Another example is Expo 2020 which is expected to attract 25 million visitors over the span of 6 months. Since it’s a large-scale international event with thousands of people recruited to work on site, visitors will be expecting only the best service. This will require not only attention to detail on every level, but also for each working individual to be aware of their role and to be fully trained to help create and deliver a world-class event.
- Getting the most value from your data
Data management is also a key area to look at for business optimisation. Understanding what to do with that data is where businesses can truly leverage and maximise its usefulness. Through Serco’s partnership with AI and cloud computing company G42, we are providing customers with data-driven insights to make better business decisions, streamline efficiencies, foster innovation, and drive value.
At a basic level, data can be used to identify trends and perform detailed root cause analysis of any recurring issues at any level of your business’s operations. Optimisation, by definition, is the removal of inefficiencies and data is where you can find, identify and design solutions to those inefficiencies.
The sharing of data is also invaluable in the goal of business optimisation. Often, businesses that share the same parent company or who are part of the same group do not maximise the potential of the data that they have collected to benefit each other.

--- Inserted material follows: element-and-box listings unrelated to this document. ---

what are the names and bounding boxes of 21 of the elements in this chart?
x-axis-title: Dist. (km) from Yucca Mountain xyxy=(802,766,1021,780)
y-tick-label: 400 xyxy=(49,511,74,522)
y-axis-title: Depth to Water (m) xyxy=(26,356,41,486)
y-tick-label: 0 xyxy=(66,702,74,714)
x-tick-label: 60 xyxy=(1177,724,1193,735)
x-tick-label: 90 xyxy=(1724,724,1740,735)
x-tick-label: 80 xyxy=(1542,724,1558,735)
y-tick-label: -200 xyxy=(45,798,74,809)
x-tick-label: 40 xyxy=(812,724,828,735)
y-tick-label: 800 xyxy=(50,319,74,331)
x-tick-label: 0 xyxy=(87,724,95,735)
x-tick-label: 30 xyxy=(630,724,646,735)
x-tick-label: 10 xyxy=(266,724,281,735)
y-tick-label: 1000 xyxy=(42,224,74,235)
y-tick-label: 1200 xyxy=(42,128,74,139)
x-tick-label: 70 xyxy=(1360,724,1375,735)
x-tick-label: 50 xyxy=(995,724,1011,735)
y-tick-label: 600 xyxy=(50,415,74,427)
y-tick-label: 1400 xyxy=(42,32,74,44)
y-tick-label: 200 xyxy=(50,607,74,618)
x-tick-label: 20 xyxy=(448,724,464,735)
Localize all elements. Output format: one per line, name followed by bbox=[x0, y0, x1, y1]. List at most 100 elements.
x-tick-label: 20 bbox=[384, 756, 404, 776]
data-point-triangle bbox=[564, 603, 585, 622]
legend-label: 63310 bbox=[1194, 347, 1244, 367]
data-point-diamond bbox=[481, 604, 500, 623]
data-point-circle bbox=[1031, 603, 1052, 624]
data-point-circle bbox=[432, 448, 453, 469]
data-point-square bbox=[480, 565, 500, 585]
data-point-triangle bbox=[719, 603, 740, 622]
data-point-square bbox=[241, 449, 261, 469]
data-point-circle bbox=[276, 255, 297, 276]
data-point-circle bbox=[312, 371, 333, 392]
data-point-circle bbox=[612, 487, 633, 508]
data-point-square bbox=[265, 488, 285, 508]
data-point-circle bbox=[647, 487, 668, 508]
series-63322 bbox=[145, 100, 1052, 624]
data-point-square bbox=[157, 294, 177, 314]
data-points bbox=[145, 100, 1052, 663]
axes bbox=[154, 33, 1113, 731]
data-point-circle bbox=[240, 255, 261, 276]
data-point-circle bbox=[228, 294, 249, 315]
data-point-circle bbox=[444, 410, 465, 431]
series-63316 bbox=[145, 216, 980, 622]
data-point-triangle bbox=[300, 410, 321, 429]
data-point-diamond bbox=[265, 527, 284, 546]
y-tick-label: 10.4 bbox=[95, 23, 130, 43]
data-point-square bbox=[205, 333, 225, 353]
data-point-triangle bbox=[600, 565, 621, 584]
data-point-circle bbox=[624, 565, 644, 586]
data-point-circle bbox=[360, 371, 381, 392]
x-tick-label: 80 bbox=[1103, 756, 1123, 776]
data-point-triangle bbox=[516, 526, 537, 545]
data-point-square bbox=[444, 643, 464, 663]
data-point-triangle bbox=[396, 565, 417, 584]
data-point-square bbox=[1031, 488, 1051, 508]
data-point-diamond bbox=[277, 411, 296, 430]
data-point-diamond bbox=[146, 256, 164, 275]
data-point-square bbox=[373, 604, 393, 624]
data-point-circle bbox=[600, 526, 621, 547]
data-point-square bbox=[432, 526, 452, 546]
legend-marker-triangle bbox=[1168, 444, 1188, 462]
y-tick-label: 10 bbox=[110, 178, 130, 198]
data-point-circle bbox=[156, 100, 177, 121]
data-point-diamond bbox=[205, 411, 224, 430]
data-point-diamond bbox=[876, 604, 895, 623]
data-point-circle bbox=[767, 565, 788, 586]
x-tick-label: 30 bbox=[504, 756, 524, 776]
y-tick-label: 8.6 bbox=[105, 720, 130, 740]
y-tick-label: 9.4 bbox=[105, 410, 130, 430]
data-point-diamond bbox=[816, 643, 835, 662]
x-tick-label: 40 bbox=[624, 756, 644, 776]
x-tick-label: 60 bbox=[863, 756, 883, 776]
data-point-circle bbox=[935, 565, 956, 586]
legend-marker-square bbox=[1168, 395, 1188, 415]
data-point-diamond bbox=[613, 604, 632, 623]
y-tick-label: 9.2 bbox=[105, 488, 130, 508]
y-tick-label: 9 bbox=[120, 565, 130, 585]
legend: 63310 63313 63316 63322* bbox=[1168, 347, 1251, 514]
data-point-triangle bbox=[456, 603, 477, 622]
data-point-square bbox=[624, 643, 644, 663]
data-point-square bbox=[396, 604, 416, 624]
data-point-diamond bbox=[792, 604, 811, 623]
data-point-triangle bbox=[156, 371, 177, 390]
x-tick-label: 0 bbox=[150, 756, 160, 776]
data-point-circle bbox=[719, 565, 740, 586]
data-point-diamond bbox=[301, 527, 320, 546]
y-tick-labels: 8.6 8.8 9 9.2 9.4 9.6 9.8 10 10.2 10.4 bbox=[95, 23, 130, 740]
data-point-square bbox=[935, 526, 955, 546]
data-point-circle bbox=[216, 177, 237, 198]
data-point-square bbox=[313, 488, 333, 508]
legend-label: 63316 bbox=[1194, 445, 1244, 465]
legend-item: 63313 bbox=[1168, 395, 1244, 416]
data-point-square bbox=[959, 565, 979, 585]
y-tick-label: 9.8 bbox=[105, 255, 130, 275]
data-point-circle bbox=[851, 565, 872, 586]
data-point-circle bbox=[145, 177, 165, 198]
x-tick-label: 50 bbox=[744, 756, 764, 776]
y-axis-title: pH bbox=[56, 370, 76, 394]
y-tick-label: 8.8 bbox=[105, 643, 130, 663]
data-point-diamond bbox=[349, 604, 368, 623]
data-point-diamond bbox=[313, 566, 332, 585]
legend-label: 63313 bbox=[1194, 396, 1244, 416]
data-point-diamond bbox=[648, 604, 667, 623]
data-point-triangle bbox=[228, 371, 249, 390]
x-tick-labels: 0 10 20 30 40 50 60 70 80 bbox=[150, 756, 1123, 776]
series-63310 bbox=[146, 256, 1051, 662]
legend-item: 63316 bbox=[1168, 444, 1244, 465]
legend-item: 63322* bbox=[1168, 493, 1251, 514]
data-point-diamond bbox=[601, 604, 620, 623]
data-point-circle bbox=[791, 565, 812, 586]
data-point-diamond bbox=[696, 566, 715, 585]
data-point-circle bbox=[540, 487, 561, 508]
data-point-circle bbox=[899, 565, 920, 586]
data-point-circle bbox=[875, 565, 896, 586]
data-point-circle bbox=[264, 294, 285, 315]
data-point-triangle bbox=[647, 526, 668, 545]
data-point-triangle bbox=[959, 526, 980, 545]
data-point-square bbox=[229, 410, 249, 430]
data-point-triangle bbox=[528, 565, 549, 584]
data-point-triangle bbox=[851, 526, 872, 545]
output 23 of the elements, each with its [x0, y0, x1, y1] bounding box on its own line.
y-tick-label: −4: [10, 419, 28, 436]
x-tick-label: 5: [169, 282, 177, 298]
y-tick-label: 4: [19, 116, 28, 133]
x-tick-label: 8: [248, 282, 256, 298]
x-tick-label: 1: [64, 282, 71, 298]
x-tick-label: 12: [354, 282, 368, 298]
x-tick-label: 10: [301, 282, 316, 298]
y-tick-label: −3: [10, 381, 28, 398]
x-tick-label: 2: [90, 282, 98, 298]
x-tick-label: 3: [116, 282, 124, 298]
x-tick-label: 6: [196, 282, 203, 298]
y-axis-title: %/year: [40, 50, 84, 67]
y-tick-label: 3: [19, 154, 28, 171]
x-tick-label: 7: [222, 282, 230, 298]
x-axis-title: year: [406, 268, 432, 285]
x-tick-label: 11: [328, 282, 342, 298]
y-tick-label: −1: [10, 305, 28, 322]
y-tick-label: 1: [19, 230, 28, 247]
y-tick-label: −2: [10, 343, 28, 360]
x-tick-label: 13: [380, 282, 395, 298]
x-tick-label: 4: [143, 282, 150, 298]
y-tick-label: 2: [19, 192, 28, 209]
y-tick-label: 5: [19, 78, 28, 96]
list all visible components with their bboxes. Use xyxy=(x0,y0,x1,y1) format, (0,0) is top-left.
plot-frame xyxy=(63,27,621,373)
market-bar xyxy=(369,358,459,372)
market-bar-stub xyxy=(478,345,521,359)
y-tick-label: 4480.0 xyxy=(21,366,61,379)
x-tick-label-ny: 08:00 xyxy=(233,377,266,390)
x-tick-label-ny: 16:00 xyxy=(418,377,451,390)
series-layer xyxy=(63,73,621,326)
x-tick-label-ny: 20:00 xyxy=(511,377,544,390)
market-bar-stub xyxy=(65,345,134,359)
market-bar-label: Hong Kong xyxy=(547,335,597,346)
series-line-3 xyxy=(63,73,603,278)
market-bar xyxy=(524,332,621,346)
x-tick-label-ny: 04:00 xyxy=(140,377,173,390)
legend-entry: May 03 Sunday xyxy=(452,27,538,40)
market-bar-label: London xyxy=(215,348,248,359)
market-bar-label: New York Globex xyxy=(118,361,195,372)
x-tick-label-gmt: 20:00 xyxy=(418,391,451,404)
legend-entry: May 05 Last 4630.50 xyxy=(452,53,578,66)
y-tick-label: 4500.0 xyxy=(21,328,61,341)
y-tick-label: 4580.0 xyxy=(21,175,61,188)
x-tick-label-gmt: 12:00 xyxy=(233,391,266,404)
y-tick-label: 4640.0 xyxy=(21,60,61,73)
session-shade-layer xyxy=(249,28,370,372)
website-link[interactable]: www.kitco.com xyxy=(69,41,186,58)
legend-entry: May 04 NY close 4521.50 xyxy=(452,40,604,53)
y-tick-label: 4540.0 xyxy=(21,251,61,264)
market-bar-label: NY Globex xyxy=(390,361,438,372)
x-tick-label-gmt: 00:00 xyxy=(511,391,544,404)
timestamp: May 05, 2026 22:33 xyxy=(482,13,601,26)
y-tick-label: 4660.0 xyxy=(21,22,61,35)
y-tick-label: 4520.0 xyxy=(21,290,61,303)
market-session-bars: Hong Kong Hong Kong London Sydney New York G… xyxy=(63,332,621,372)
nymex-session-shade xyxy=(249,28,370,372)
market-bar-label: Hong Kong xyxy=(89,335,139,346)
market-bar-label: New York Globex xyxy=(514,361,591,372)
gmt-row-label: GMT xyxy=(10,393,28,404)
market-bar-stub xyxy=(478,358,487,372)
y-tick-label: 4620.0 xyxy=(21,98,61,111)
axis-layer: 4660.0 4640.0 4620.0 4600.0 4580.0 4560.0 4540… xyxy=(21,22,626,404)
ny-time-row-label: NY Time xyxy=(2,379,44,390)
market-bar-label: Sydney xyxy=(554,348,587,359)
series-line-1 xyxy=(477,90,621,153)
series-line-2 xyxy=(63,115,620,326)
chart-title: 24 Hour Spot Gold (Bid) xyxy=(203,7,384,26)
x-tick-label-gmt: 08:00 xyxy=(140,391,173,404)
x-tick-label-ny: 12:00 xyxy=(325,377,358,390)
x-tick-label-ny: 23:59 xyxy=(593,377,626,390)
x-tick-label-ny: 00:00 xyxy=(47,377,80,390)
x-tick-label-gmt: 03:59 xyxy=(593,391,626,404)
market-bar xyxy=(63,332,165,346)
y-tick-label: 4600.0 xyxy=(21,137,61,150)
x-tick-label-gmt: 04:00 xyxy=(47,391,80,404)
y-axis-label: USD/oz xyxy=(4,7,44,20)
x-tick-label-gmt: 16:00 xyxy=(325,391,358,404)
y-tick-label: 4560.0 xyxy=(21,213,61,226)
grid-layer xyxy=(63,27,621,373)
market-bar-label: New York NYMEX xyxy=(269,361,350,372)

Optimisation of assets ties together the accurate usage of data and the maximisation of the development of your people. It’s no secret that procuring, operating and maintaining assets requires considerable cost throughout people, tools and consumables. Through digital asset management you will have greater transparency and accuracy on future CAPEX and OPEX decision making in a way that truly reflects the condition of your facilities and reduce the likelihood of unexpected costs incurred due to asset failure or unnecessary replacement.
In short, optimisation of people, assets and data is essential for the success of any business. Serco’s core strategy targets all three of these areas, ensuring we provide each of our clients with an optimised solution, designed with and backed by tangible data and delivering benefits across cost, efficiency, asset reliability and employee welfare.